Though surgical procedures to relieve pressure and fluid buildup are now common and relatively risk free, they only became widespread in the late 19th century. Prior to that the first documented description of the procedure comes from famous French 16th century physician Ambroise Paré. He apparently recommended the treatment to the French king François II in 1560, but François’s mother Catherine de Medici forbade it. François eventually died of an ear infection but that was hardly Paré’s fault. As a result, the credit for the first successful mastoidectomy went to the French surgeon Jean-Louis Petit. By the 20th century, and even before the advent of widespread antibiotic use, the procedure was common. San Francisco surgeon Francis Sooy reported that until 1940 he regularly saw patients in the morning, before popping across the street to his surgery to drain some ear abscesses in the afternoon.

There are good reasons to think that ear surgery started much earlier. Images of barber surgeons casually operating on the ear date to the early 16th century, but the real pioneer was the Greek-speaking second-century physician Galen of Pergamum. Galen, who recognized the general benefit of draining abscesses, may hint at this procedure in his writings, but there is considerable debate about whether or not he ever performed the surgery himself.

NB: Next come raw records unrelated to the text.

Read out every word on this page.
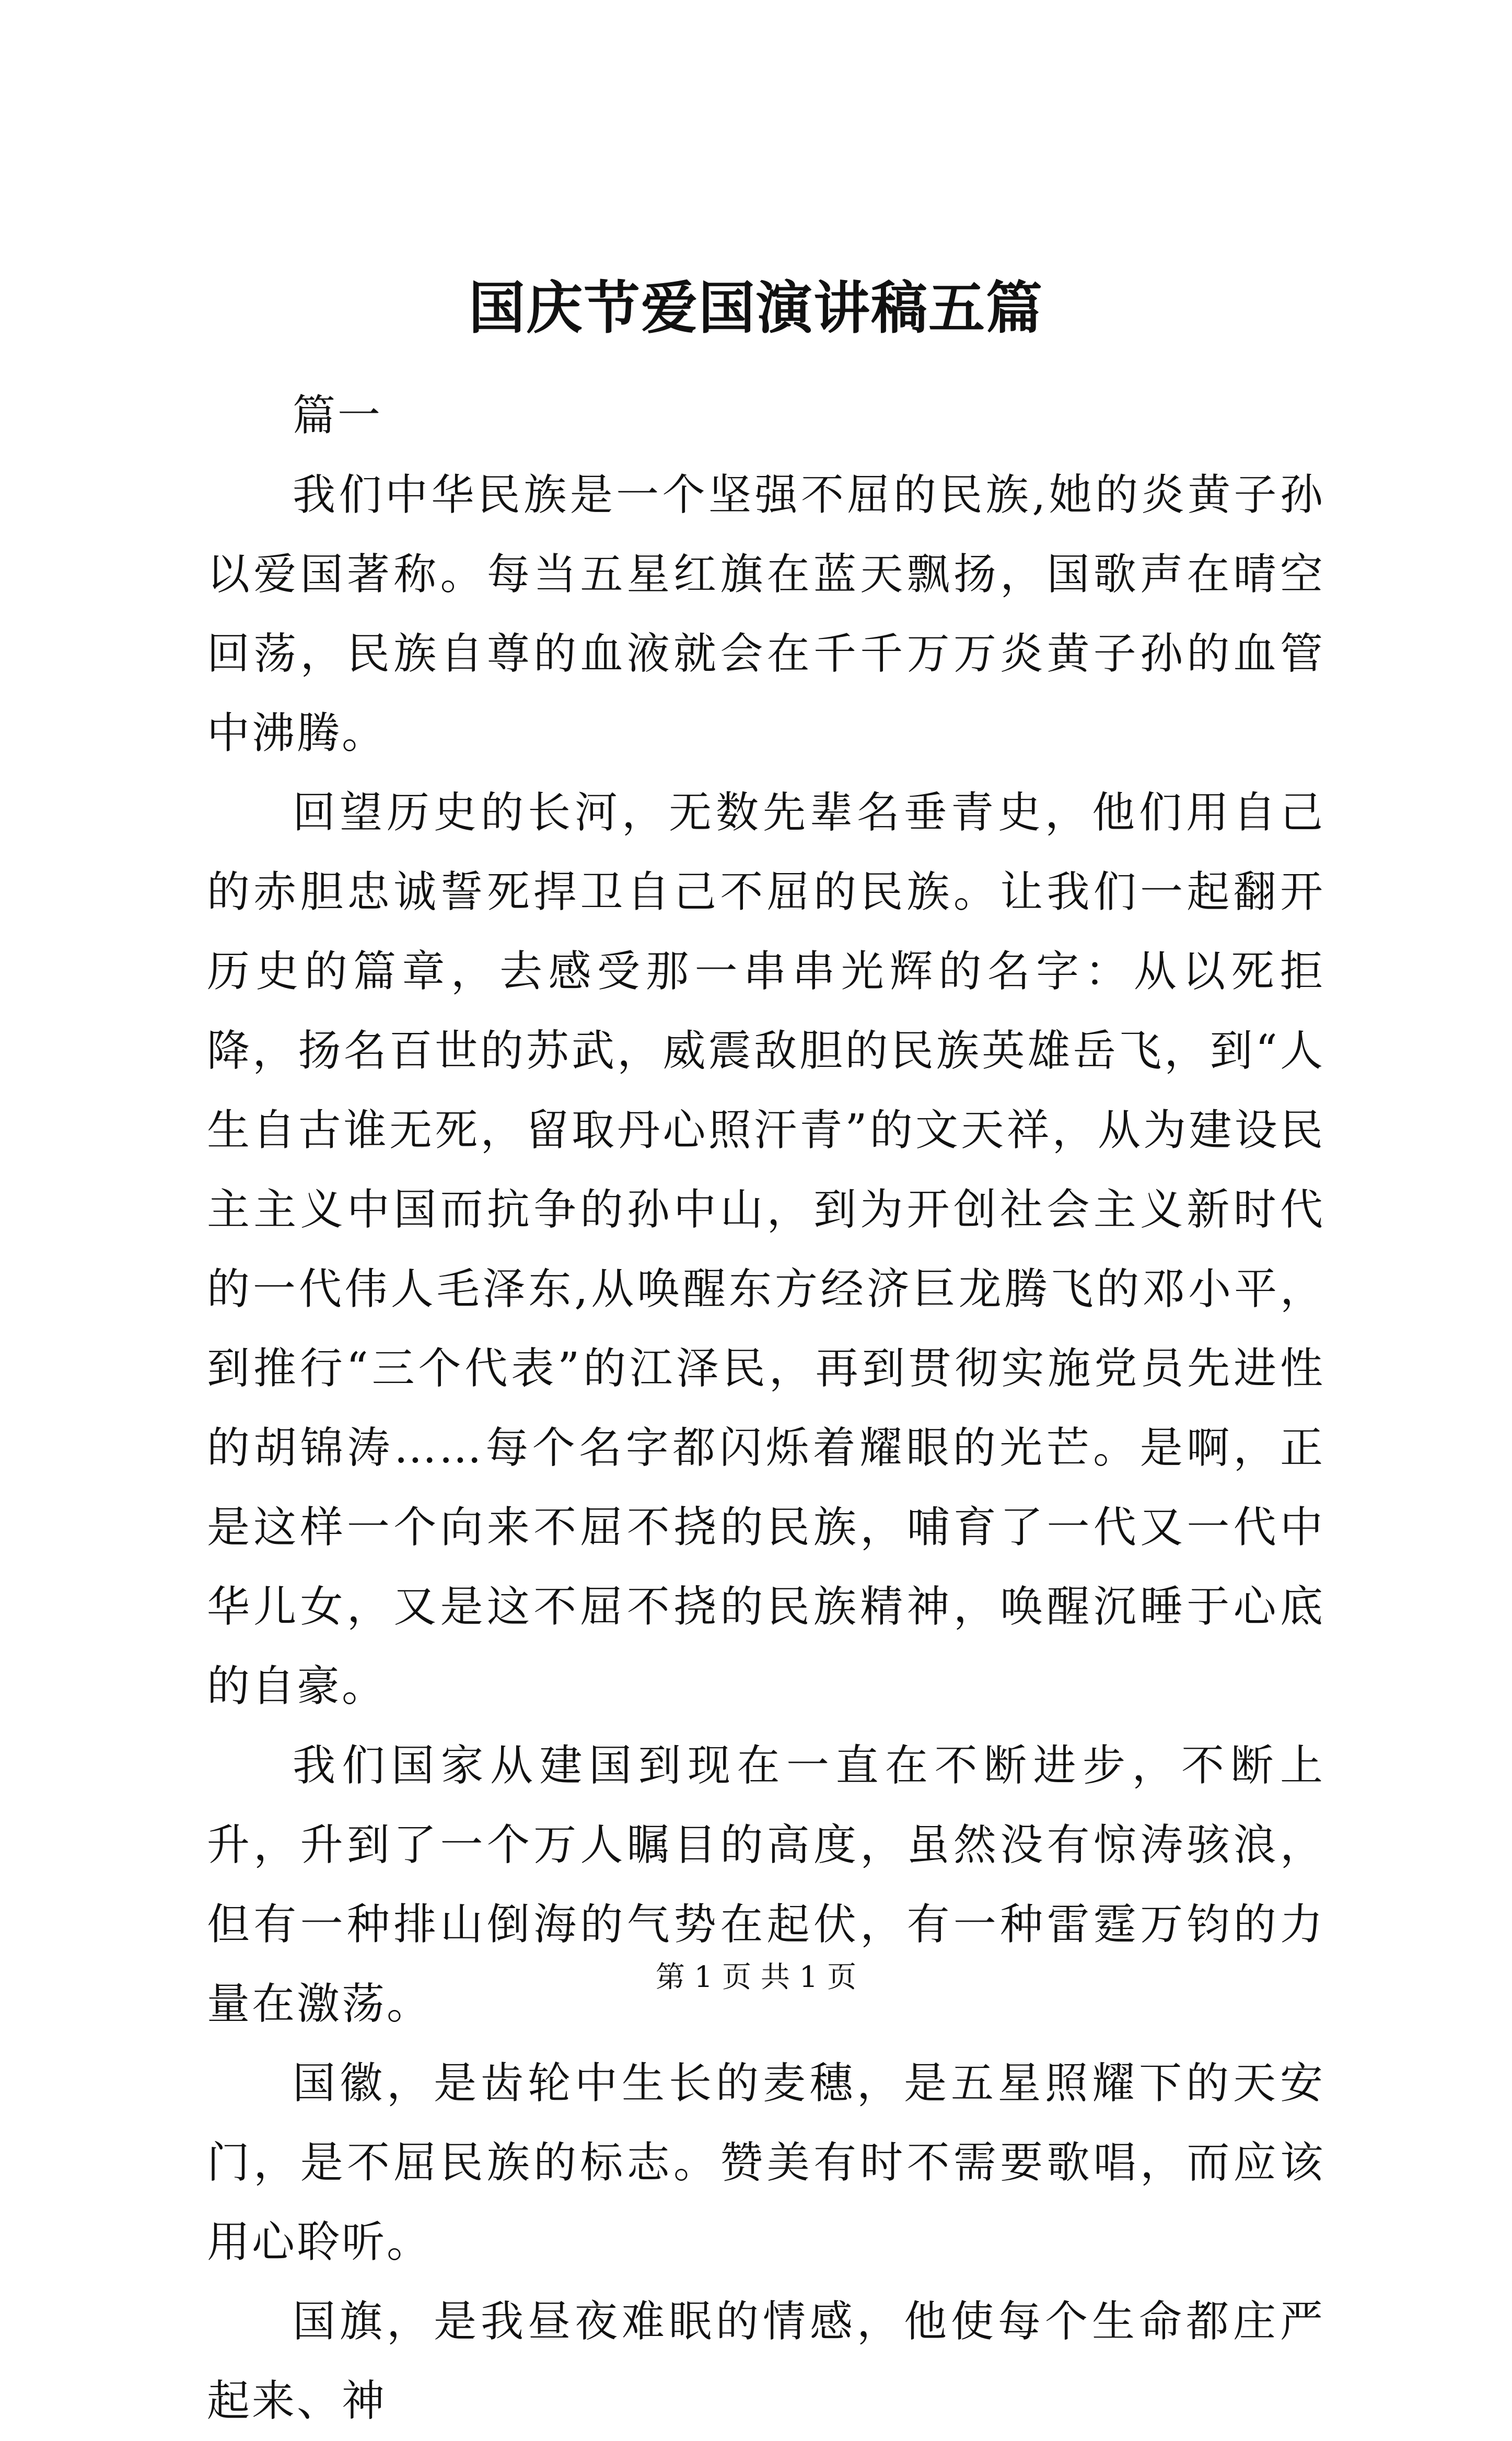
国庆节爱国演讲稿五篇

篇一

我们中华民族是一个坚强不屈的民族,她的炎黄子孙以爱国著称。每当五星红旗在蓝天飘扬，国歌声在晴空回荡，民族自尊的血液就会在千千万万炎黄子孙的血管中沸腾。

回望历史的长河，无数先辈名垂青史，他们用自己的赤胆忠诚誓死捍卫自己不屈的民族。让我们一起翻开历史的篇章，去感受那一串串光辉的名字：从以死拒降，扬名百世的苏武，威震敌胆的民族英雄岳飞，到“人生自古谁无死，留取丹心照汗青”的文天祥，从为建设民主主义中国而抗争的孙中山，到为开创社会主义新时代的一代伟人毛泽东,从唤醒东方经济巨龙腾飞的邓小平，到推行“三个代表”的江泽民，再到贯彻实施党员先进性的胡锦涛……每个名字都闪烁着耀眼的光芒。是啊，正是这样一个向来不屈不挠的民族，哺育了一代又一代中华儿女，又是这不屈不挠的民族精神，唤醒沉睡于心底的自豪。

我们国家从建国到现在一直在不断进步，不断上升，升到了一个万人瞩目的高度，虽然没有惊涛骇浪，但有一种排山倒海的气势在起伏，有一种雷霆万钧的力量在激荡。

国徽，是齿轮中生长的麦穗，是五星照耀下的天安门，是不屈民族的标志。赞美有时不需要歌唱，而应该用心聆听。

国旗，是我昼夜难眠的情感，他使每个生命都庄严起来、神

第 1 页 共 1 页
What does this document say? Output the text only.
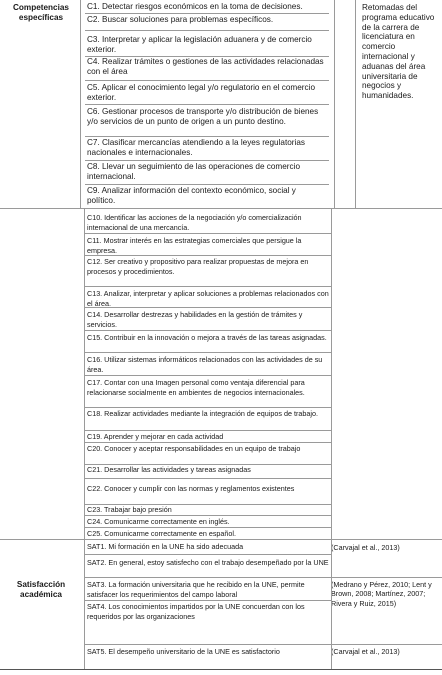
Competencias específicas
Satisfacción académica
C1. Detectar riesgos económicos en la toma de decisiones.
C2. Buscar soluciones para problemas específicos.
C3. Interpretar y aplicar la legislación aduanera y de comercio exterior.
C4. Realizar trámites o gestiones de las actividades relacionadas con el área
C5. Aplicar el conocimiento legal y/o regulatorio en el comercio exterior.
C6. Gestionar procesos de transporte y/o distribución de bienes y/o servicios de un punto de origen a un punto destino.
C7. Clasificar mercancías atendiendo a la leyes regulatorias nacionales e internacionales.
C8. Llevar un seguimiento de las operaciones de comercio internacional.
C9. Analizar información del contexto económico, social y político.
Retomadas del programa educativo de la carrera de licenciatura en comercio internacional y aduanas del área universitaria de negocios y humanidades.
C10. Identificar las acciones de la negociación y/o comercialización internacional de una mercancía.
C11. Mostrar interés en las estrategias comerciales que persigue la empresa.
C12. Ser creativo y propositivo para realizar propuestas de mejora en procesos y procedimientos.
C13. Analizar, interpretar y aplicar soluciones a problemas relacionados con el área.
C14. Desarrollar destrezas y habilidades en la gestión de trámites y servicios.
C15. Contribuir en la innovación o mejora a través de las tareas asignadas.
C16. Utilizar sistemas informáticos relacionados con las actividades de su área.
C17. Contar con una Imagen personal como ventaja diferencial para relacionarse socialmente en ambientes de negocios internacionales.
C18. Realizar actividades mediante la integración de equipos de trabajo.
C19. Aprender y mejorar en cada actividad
C20. Conocer y aceptar responsabilidades en un equipo de trabajo
C21. Desarrollar las actividades y tareas asignadas
C22. Conocer y cumplir con las normas y reglamentos existentes
C23. Trabajar bajo presión
C24. Comunicarme correctamente en inglés.
C25. Comunicarme correctamente en español.
SAT1. Mi formación en la UNE ha sido adecuada
SAT2. En general, estoy satisfecho con el trabajo desempeñado por la UNE
SAT3. La formación universitaria que he recibido en la UNE, permite satisfacer los requerimientos del campo laboral
SAT4. Los conocimientos impartidos por la UNE concuerdan con los requeridos por las organizaciones
SAT5. El desempeño universitario de la UNE es satisfactorio
(Carvajal et al., 2013)
(Medrano y Pérez, 2010; Lent y Brown, 2008; Martínez, 2007; Rivera y Ruiz, 2015)
(Carvajal et al., 2013)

Even without surgery there were numerous ingestible ancient remedies for ear trouble. Galen prescribed honey for ear pain. As seasonal allergies can cause ear discomfort and some claim this can be alleviated by ingesting local honey, it’s possible (though unlikely) that some patients may actually have benefitted from this treatment. A less appetizing treatment for ear pain, also attributed to Galen, was to boil dung beetles in olive oil and drip the resulting concoction into the affected ear. This treatment is noteworthy given that beetles are known to sometimes invade the ear—and the rectum, but that’s a whole other story—with undesirable results. Close your screen doors at night, people.

Like so much ancient medicine, many of remedies would have been devised and administered in the home by women. As Laura Zucconi notes in her History of Ancient Medicine, the most noted female healer in the Talmud, the stepmother of Rabbi Abaye, reportedly had effective cures for heart problems, fevers, scorpion bites, and ear infections. Whether any of these treatments were effective is a whole other story, while eye surgery (especially cataract surgery) is well documented in antiquity, ear infections are near impossible to treat without antibiotics.

In the case of the 5300-year-old woman survived at least her first procedure, proving that there were some sophisticated and technically adept medical practitioners in fourth millennium B.C. Spain. Whether she consented to treatment is a whole other question to which we will never know the answer. She does seem to have fared at least as well as her burial companions, whose myriad injuries and pathologies have yet to be fully studied.